In the absence of government capital infusion, India Ratings’ projections claim average annual bank credit growth over the next four years could plummet as low as 6.35 percent. Even if the RBI and finance ministry pump in half the required capital, credit growth would be tepid at 10.8 percent.

Virmani says India’s better-capitalized private banks will not take up the slack, unwilling to bear the burden. The ones affected would be PSU banks which lend across the spectrum—from farmers to textile companies to SMEs—as compared to private lenders who tend to focus more on consumer finance and corporate lending. “Eventually, small and marginal sectors will face the specter of credit starvation in India if bank capital isn’t forthcoming,” warns Virmani.

OMINOUS SIGNALS

What is distressing is that there are no shortcuts to resolve the crisis. A deficient monsoon, unseasonal rains and hailstorms destroyed crops last year and now a new monsoon forecast predicts a below-normal monsoon in 2015, putting the Indian farm sector in a real fix. Worse, this has triggered increased farmer suicides—3,000 so far.
India Ratings states that the crop damage caused by the untimely hail and rain in March 2015 may hurt the asset quality of India’s farm credit. This is a body-blow to both farmers and the banks. Regionally concentrated banks with a large rural presence in the affected regions are at high risk, claims India Ratings.

2

It is highly possible that small and medium enterprises may not get loans from the banks
in future

The banks have pushed their agriculture loans lately, prompted by the ruling NDA’s decision to promote farm loans to help farmers. The lower credit demand in other sectors could also be considered a reason for aggressive farm lending. “But unseasonal rains slowed agriculture credit growth. Loans grew 16 percent YoY (Year on Year) in FY15 due to government’s promotion of agricultural loans and lower credit demand in other sectors,” says Mundle.

As per government records, bank credit growth for FY15 (12.6 percent YoY growth for total credit) was driven by the farm sector that contributed 25 percent to the incremental growth in the system in 2014-15. Finance minister Arun Jaitley targeted 6.3 percent YoY growth in banks’ credit to the agriculture sector, but actual growth may slow down as banks continue to grapple with the routine deterioration in farm loan asset quality. A final picture should emerge by June-end.

UNEASY SHIFT

Lal says that if agriculture lending slows down, banks in India could shift their loanable funds to alternatives, such as the Rural Infrastructure Development Fund to meet priority sector requirements. “But it is easier said than done because the switch from the higher yielding agricultural loans to the development fund will invariably impact profitability even further,” says Lal.

As per government estimates, system-wide agricultural non-performing assets (NPA) as a percentage of total agricultural advances will increase to 16.9 percent in 2015 from 13 percent in 2014 due to unseasonal rains. These heavily exposed individual banks may also see their agriculture NPA levels increasing more than double and the system-wide impact will be a 40 basis point increase in gross NPA ratios on total advances. Mundle says the profitability impact of these stressed agricultural loans indicates a higher asset depletion.

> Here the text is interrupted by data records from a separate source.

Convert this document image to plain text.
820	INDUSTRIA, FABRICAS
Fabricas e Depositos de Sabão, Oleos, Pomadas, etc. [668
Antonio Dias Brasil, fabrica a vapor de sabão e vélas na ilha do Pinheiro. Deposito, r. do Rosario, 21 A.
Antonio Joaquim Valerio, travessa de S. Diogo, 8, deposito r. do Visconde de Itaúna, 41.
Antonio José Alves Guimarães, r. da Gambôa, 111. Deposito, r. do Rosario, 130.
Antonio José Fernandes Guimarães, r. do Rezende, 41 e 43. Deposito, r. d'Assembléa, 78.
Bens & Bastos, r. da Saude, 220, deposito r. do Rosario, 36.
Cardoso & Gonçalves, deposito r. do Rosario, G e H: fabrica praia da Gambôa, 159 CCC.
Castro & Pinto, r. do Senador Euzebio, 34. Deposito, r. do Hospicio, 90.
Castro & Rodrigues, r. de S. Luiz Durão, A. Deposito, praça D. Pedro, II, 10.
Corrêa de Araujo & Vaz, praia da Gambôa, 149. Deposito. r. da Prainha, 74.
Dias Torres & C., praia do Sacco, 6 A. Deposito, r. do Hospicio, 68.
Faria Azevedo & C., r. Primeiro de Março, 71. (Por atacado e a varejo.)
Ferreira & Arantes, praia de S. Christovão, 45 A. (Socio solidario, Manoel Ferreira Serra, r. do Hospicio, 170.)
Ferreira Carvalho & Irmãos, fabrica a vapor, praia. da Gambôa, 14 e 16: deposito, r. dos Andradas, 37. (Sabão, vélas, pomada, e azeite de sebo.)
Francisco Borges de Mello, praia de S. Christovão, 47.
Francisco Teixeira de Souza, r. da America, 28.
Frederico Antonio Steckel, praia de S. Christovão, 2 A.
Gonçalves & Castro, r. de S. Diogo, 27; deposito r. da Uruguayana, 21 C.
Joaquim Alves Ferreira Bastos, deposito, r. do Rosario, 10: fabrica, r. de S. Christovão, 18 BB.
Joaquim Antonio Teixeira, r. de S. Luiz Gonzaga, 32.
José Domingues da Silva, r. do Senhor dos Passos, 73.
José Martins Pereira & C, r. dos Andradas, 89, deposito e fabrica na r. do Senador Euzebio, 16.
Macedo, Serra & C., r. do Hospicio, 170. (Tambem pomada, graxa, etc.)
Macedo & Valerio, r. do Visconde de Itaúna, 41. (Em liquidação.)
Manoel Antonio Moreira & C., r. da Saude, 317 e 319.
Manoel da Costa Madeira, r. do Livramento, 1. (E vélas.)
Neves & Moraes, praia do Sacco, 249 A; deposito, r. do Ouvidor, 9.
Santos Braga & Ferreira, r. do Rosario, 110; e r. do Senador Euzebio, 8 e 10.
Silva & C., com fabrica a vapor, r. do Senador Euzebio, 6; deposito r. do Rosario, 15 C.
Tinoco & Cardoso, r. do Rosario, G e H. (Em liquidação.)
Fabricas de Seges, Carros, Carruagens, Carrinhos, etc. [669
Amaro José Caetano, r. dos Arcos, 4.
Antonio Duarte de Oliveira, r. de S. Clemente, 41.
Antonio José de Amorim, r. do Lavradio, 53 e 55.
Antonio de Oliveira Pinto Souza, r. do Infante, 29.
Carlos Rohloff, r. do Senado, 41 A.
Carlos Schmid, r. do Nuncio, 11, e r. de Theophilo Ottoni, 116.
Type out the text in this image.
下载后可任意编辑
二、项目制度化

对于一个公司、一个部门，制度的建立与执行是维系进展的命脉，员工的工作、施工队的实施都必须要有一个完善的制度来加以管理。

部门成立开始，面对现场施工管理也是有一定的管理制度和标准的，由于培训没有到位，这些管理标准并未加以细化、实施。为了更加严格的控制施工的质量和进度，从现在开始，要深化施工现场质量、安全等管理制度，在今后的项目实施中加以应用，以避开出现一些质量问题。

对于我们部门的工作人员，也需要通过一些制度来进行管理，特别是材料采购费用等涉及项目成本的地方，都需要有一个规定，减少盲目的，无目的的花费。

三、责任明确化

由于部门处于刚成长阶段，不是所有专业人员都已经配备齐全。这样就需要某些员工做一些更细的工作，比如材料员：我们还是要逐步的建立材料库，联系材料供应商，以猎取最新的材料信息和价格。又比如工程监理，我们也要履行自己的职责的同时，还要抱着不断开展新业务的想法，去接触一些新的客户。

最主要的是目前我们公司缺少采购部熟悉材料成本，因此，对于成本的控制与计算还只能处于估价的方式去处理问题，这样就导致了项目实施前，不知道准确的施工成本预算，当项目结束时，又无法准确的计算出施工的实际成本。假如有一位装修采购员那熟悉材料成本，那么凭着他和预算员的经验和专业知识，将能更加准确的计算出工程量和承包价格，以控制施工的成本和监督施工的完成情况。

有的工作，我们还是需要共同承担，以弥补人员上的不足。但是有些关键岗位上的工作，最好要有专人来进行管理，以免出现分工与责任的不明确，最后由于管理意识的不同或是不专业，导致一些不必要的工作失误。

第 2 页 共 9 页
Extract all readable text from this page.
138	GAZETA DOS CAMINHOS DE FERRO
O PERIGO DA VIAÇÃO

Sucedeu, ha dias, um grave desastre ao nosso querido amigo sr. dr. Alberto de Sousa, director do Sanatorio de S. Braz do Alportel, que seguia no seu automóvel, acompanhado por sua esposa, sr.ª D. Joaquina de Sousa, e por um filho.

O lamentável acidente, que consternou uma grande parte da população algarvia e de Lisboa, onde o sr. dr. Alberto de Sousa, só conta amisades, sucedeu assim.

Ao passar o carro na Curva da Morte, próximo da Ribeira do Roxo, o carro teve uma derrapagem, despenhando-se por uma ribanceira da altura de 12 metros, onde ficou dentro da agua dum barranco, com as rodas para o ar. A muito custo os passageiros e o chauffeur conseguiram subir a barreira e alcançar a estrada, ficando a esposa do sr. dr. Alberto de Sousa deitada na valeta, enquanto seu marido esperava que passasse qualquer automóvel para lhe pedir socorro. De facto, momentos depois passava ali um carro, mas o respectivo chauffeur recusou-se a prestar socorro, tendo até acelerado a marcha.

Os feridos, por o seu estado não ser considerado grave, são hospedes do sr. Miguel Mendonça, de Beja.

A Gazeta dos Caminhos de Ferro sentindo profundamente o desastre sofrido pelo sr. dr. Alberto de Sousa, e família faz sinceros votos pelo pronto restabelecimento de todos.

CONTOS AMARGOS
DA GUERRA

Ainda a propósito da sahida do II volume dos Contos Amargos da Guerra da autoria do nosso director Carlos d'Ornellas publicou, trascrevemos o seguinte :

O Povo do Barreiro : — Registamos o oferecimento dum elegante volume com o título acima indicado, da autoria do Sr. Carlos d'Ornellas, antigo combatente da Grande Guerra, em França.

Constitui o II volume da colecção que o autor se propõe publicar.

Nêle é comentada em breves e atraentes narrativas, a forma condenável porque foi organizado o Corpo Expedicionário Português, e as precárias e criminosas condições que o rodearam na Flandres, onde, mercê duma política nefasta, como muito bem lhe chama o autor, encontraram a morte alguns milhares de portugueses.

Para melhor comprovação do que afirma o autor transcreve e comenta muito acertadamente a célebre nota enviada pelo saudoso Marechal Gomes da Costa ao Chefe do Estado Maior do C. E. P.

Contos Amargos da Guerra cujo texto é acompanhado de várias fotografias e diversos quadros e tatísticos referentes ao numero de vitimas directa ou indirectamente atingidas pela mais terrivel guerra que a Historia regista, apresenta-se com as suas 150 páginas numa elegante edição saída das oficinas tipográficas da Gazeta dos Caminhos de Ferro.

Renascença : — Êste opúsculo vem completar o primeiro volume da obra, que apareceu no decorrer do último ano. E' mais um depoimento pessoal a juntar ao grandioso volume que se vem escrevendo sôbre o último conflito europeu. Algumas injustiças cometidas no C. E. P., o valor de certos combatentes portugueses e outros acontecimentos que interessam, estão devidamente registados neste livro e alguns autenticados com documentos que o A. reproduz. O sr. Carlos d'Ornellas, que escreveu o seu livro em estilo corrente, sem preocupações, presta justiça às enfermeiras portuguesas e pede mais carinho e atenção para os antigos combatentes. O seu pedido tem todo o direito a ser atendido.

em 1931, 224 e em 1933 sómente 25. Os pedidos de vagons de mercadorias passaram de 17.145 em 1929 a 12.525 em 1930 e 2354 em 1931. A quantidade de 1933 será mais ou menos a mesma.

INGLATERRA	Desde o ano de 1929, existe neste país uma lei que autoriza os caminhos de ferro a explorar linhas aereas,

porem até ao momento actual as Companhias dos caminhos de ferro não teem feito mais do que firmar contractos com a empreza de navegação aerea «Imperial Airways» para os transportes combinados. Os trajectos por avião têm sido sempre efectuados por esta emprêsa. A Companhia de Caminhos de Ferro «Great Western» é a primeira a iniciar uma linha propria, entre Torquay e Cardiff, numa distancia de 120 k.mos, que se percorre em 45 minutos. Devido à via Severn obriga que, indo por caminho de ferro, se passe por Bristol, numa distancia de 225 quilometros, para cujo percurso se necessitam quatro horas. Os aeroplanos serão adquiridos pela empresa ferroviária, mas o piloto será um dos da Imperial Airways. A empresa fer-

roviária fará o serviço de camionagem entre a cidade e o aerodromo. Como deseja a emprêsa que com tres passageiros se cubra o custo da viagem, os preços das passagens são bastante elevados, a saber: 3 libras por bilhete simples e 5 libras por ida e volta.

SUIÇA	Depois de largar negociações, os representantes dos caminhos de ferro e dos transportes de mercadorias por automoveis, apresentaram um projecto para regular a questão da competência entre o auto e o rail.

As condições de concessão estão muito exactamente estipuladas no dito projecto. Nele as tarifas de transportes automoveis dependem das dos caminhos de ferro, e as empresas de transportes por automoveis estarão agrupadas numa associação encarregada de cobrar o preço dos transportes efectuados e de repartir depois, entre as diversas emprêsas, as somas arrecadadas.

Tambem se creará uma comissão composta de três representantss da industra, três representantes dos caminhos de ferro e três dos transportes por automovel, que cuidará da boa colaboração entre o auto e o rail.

Kshtrapati Shivaji, chairman, Small Industries Development Bank of India also feels Indian banks are not in a happy condition. He says they have high-stressed assets that amounted to 10.6 percent of total credit at end-December 2014 and are expected to increase to 13 percent by end-March 2016. And if rains are untimely, this could cross 14 percent. “The pressure is high on smaller banks, they will have to find a way out of this crisis because SMEs are crucial to India’s growth story,” adds Shivaji.

Someone needs to find a magic wand to end the bad times. The toss is between Rajan and Jaitley.